Somehow I could not heed him as a living man as much as I had done, and the voice that came from me seemed less of me as I answered:
"These men are strong and valiant as any that have been or shall be, and good fellows also and kindly; but they are simple, and see no great way before their own noses. The victory shall they have and shall not know what to do with it; they shall fight and overcome, because of their lack of knowledge, and because of their lack of knowledge shall they be cozened and betrayed when their captains are slain, and all shall come to nought by seeming; and the king's uncles shall prevail, that both they and the king may come to the shame that is appointed for them. And yet when the lords have vanquished, and all England lieth under them again, yet shall their victory be fruitless; for the free men that hold unfree lands shall they not bring under the collar again, and villeinage shall slip from their hands, till there be, and not long after ye are dead, but few unfree men in England; so that your lives and your deaths both shall bear fruit."
"Said I not," quoth John Ball, "that thou wert a sending from other times? Good is thy message, for the land shall be free. Tell on now."
He spoke eagerly, and I went on somewhat sadly: "The times shall better, though the king and lords shall worsen, the Gilds of Craft shall wax and become mightier; more recourse shall there be of foreign merchants.
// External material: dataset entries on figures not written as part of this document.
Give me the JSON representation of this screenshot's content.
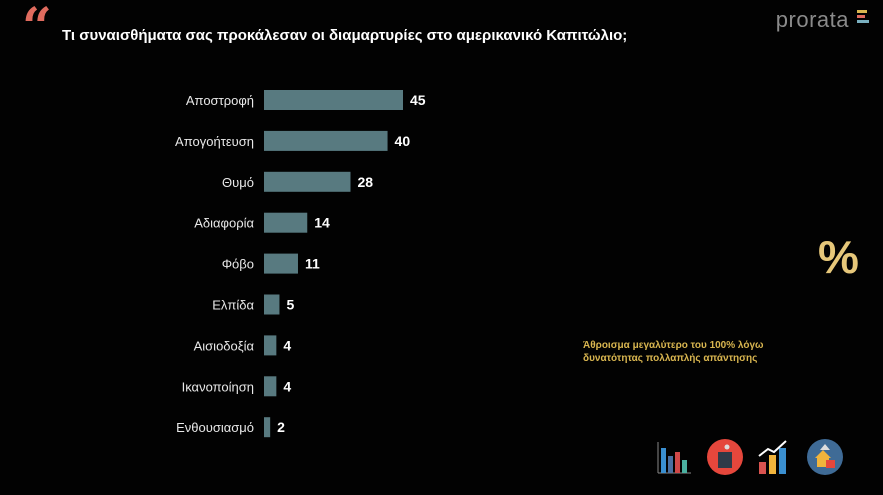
{
  "header": {
    "title": "Τι συναισθήματα σας προκάλεσαν οι διαμαρτυρίες στο αμερικανικό Καπιτώλιο;",
    "logo": "prorata"
  },
  "note": "Άθροισμα μεγαλύτερο του 100% λόγω δυνατότητας πολλαπλής απάντησης",
  "percent_symbol": "%",
  "colors": {
    "bar": "#587a80",
    "quote": "#e06b5e",
    "note": "#d9b650",
    "background": "#020202"
  },
  "icons": [
    "bar-chart-icon",
    "podium-icon",
    "growth-chart-icon",
    "houses-icon"
  ],
  "chart_data": {
    "type": "bar",
    "orientation": "horizontal",
    "categories": [
      "Αποστροφή",
      "Απογοήτευση",
      "Θυμό",
      "Αδιαφορία",
      "Φόβο",
      "Ελπίδα",
      "Αισιοδοξία",
      "Ικανοποίηση",
      "Ενθουσιασμό"
    ],
    "values": [
      45,
      40,
      28,
      14,
      11,
      5,
      4,
      4,
      2
    ],
    "xlim": [
      0,
      45
    ],
    "grid": false,
    "data_labels": true
  }
}
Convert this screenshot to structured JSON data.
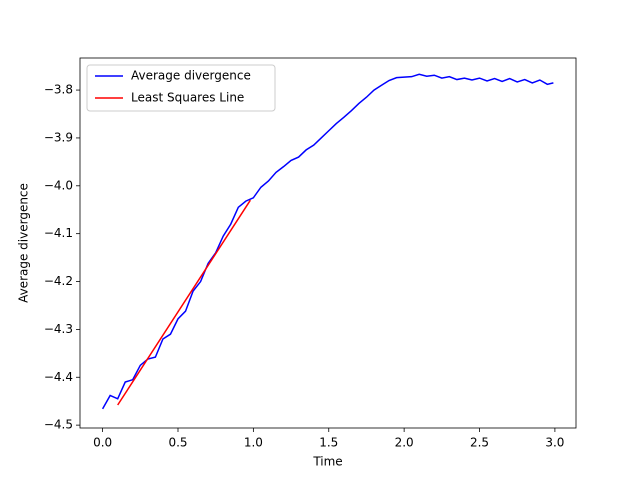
{
  "chart_data": {
    "type": "line",
    "xlabel": "Time",
    "ylabel": "Average divergence",
    "xlim": [
      -0.15,
      3.14
    ],
    "ylim": [
      -4.506,
      -3.733
    ],
    "xticks": [
      {
        "value": 0,
        "label": "0.0"
      },
      0.5,
      {
        "value": 1,
        "label": "1.0"
      },
      1.5,
      {
        "value": 2,
        "label": "2.0"
      },
      2.5,
      {
        "value": 3,
        "label": "3.0"
      }
    ],
    "yticks": [
      {
        "value": -4.5,
        "label": "−4.5"
      },
      {
        "value": -4.4,
        "label": "−4.4"
      },
      {
        "value": -4.3,
        "label": "−4.3"
      },
      {
        "value": -4.2,
        "label": "−4.2"
      },
      {
        "value": -4.1,
        "label": "−4.1"
      },
      {
        "value": -4.0,
        "label": "−4.0"
      },
      {
        "value": -3.9,
        "label": "−3.9"
      },
      {
        "value": -3.8,
        "label": "−3.8"
      }
    ],
    "legend": "upper left",
    "grid": false,
    "series": [
      {
        "name": "Average divergence",
        "color": "#0000ff",
        "x": [
          0,
          0.05,
          0.1,
          0.15,
          0.2,
          0.25,
          0.3,
          0.35,
          0.4,
          0.45,
          0.5,
          0.55,
          0.6,
          0.65,
          0.7,
          0.75,
          0.8,
          0.85,
          0.9,
          0.95,
          1.0,
          1.05,
          1.1,
          1.15,
          1.2,
          1.25,
          1.3,
          1.35,
          1.4,
          1.45,
          1.5,
          1.55,
          1.6,
          1.65,
          1.7,
          1.75,
          1.8,
          1.85,
          1.9,
          1.95,
          2.0,
          2.05,
          2.1,
          2.15,
          2.2,
          2.25,
          2.3,
          2.35,
          2.4,
          2.45,
          2.5,
          2.55,
          2.6,
          2.65,
          2.7,
          2.75,
          2.8,
          2.85,
          2.9,
          2.95,
          2.99
        ],
        "values": [
          -4.466,
          -4.438,
          -4.445,
          -4.41,
          -4.405,
          -4.375,
          -4.362,
          -4.358,
          -4.32,
          -4.31,
          -4.278,
          -4.262,
          -4.22,
          -4.2,
          -4.162,
          -4.14,
          -4.105,
          -4.08,
          -4.045,
          -4.032,
          -4.025,
          -4.003,
          -3.99,
          -3.972,
          -3.96,
          -3.947,
          -3.94,
          -3.925,
          -3.915,
          -3.9,
          -3.885,
          -3.87,
          -3.857,
          -3.843,
          -3.828,
          -3.815,
          -3.8,
          -3.79,
          -3.78,
          -3.774,
          -3.773,
          -3.772,
          -3.767,
          -3.771,
          -3.769,
          -3.775,
          -3.772,
          -3.778,
          -3.775,
          -3.779,
          -3.775,
          -3.781,
          -3.776,
          -3.782,
          -3.776,
          -3.783,
          -3.778,
          -3.785,
          -3.779,
          -3.788,
          -3.785
        ]
      },
      {
        "name": "Least Squares Line",
        "color": "#ff0000",
        "x": [
          0.1,
          0.98
        ],
        "values": [
          -4.458,
          -4.03
        ]
      }
    ]
  }
}
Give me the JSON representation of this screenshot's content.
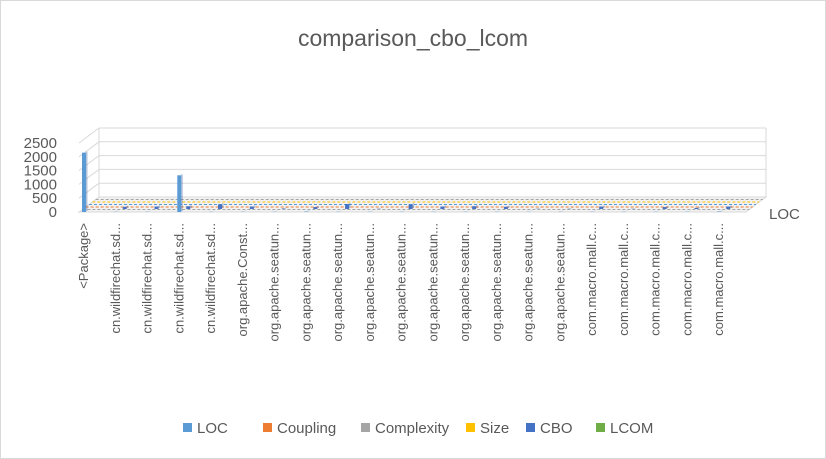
{
  "chart_data": {
    "type": "bar",
    "title": "comparison_cbo_lcom",
    "yticks": [
      "0",
      "500",
      "1000",
      "1500",
      "2000",
      "2500"
    ],
    "ylim": [
      0,
      2500
    ],
    "grid": true,
    "legend_position": "bottom",
    "depth_axis_label": "LOC",
    "categories": [
      "<Package>",
      "cn.wildfirechat.sd...",
      "cn.wildfirechat.sd...",
      "cn.wildfirechat.sd...",
      "cn.wildfirechat.sd...",
      "org.apache.Const...",
      "org.apache.seatun...",
      "org.apache.seatun...",
      "org.apache.seatun...",
      "org.apache.seatun...",
      "org.apache.seatun...",
      "org.apache.seatun...",
      "org.apache.seatun...",
      "org.apache.seatun...",
      "org.apache.seatun...",
      "org.apache.seatun...",
      "com.macro.mall.c...",
      "com.macro.mall.c...",
      "com.macro.mall.c...",
      "com.macro.mall.c...",
      "com.macro.mall.c..."
    ],
    "series": [
      {
        "name": "LOC",
        "color": "#5b9bd5",
        "values": [
          2150,
          10,
          10,
          1330,
          10,
          10,
          10,
          20,
          10,
          10,
          10,
          10,
          10,
          10,
          10,
          10,
          10,
          10,
          10,
          10,
          20
        ]
      },
      {
        "name": "Coupling",
        "color": "#ed7d31",
        "values": [
          0,
          0,
          0,
          0,
          0,
          0,
          0,
          0,
          0,
          0,
          0,
          0,
          0,
          0,
          0,
          0,
          0,
          0,
          0,
          0,
          0
        ]
      },
      {
        "name": "Complexity",
        "color": "#a5a5a5",
        "values": [
          0,
          0,
          0,
          0,
          0,
          0,
          0,
          0,
          0,
          0,
          0,
          0,
          0,
          0,
          0,
          0,
          0,
          0,
          0,
          0,
          0
        ]
      },
      {
        "name": "Size",
        "color": "#ffc000",
        "values": [
          0,
          0,
          0,
          0,
          0,
          0,
          0,
          0,
          0,
          0,
          0,
          0,
          0,
          0,
          0,
          0,
          0,
          0,
          0,
          0,
          0
        ]
      },
      {
        "name": "CBO",
        "color": "#4472c4",
        "values": [
          0,
          80,
          90,
          100,
          170,
          90,
          20,
          70,
          180,
          10,
          170,
          90,
          100,
          80,
          10,
          10,
          90,
          10,
          70,
          40,
          90
        ]
      },
      {
        "name": "LCOM",
        "color": "#70ad47",
        "values": [
          0,
          0,
          0,
          0,
          0,
          0,
          0,
          0,
          0,
          0,
          0,
          0,
          0,
          0,
          0,
          0,
          0,
          0,
          0,
          0,
          0
        ]
      }
    ]
  }
}
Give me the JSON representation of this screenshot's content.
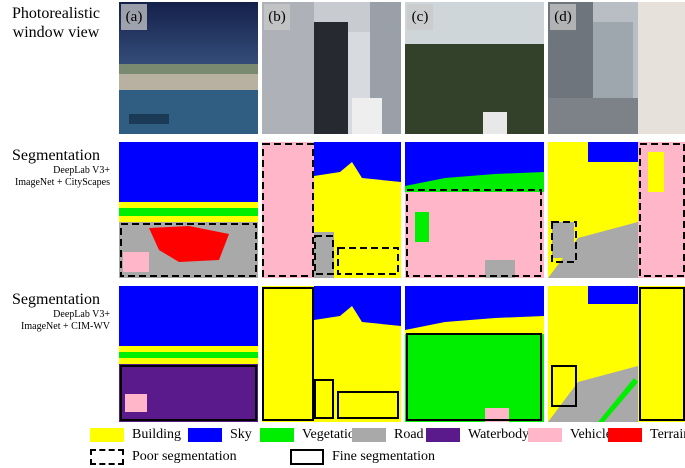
{
  "rows": {
    "photo": {
      "title_line1": "Photorealistic",
      "title_line2": "window view"
    },
    "seg_cityscapes": {
      "title": "Segmentation",
      "sub_line1": "DeepLab V3+",
      "sub_line2": "ImageNet + CityScapes"
    },
    "seg_cimwv": {
      "title": "Segmentation",
      "sub_line1": "DeepLab V3+",
      "sub_line2": "ImageNet + CIM-WV"
    }
  },
  "columns": [
    "(a)",
    "(b)",
    "(c)",
    "(d)"
  ],
  "legend": {
    "classes": [
      {
        "label": "Building",
        "color": "#ffff00"
      },
      {
        "label": "Sky",
        "color": "#0000ff"
      },
      {
        "label": "Vegetation",
        "color": "#00ee00"
      },
      {
        "label": "Road",
        "color": "#a9a9a9"
      },
      {
        "label": "Waterbody",
        "color": "#5b1a8b"
      },
      {
        "label": "Vehicle",
        "color": "#ffb6c8"
      },
      {
        "label": "Terrain",
        "color": "#ff0000"
      }
    ],
    "poor_label": "Poor segmentation",
    "fine_label": "Fine segmentation"
  }
}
There shall be plenty in the land and not famine. Where a man now earneth two pennies he shall earn three."
"Yea," said he, "then shall those that labour become strong and stronger, and so soon shall it come about that all men shall work and none make to work, and so shall none be robbed, and at last shall all men labour and live and be happy, and have the goods of the earth without money and without price."
"Yea," said I, "that shall indeed come to pass, but not yet for a while, and belike a long while."
And I sat for long without speaking, and the church grew darker as the moon waned yet more.
Then I said: "Bethink thee that these men shall yet have masters over them, who have at hand many a law and custom for the behoof of masters, and being masters can make yet more laws in the same behoof; and they shall suffer poor people to thrive just so long as their thriving shall profit the mastership and no longer; and so shall it be in those days I tell of; for there shall be king and lords and knights and squires still, with servants to do their bidding, and make honest men afraid; and all these will make nothing and eat much as aforetime, and the more that is made in the land the more shall they crave."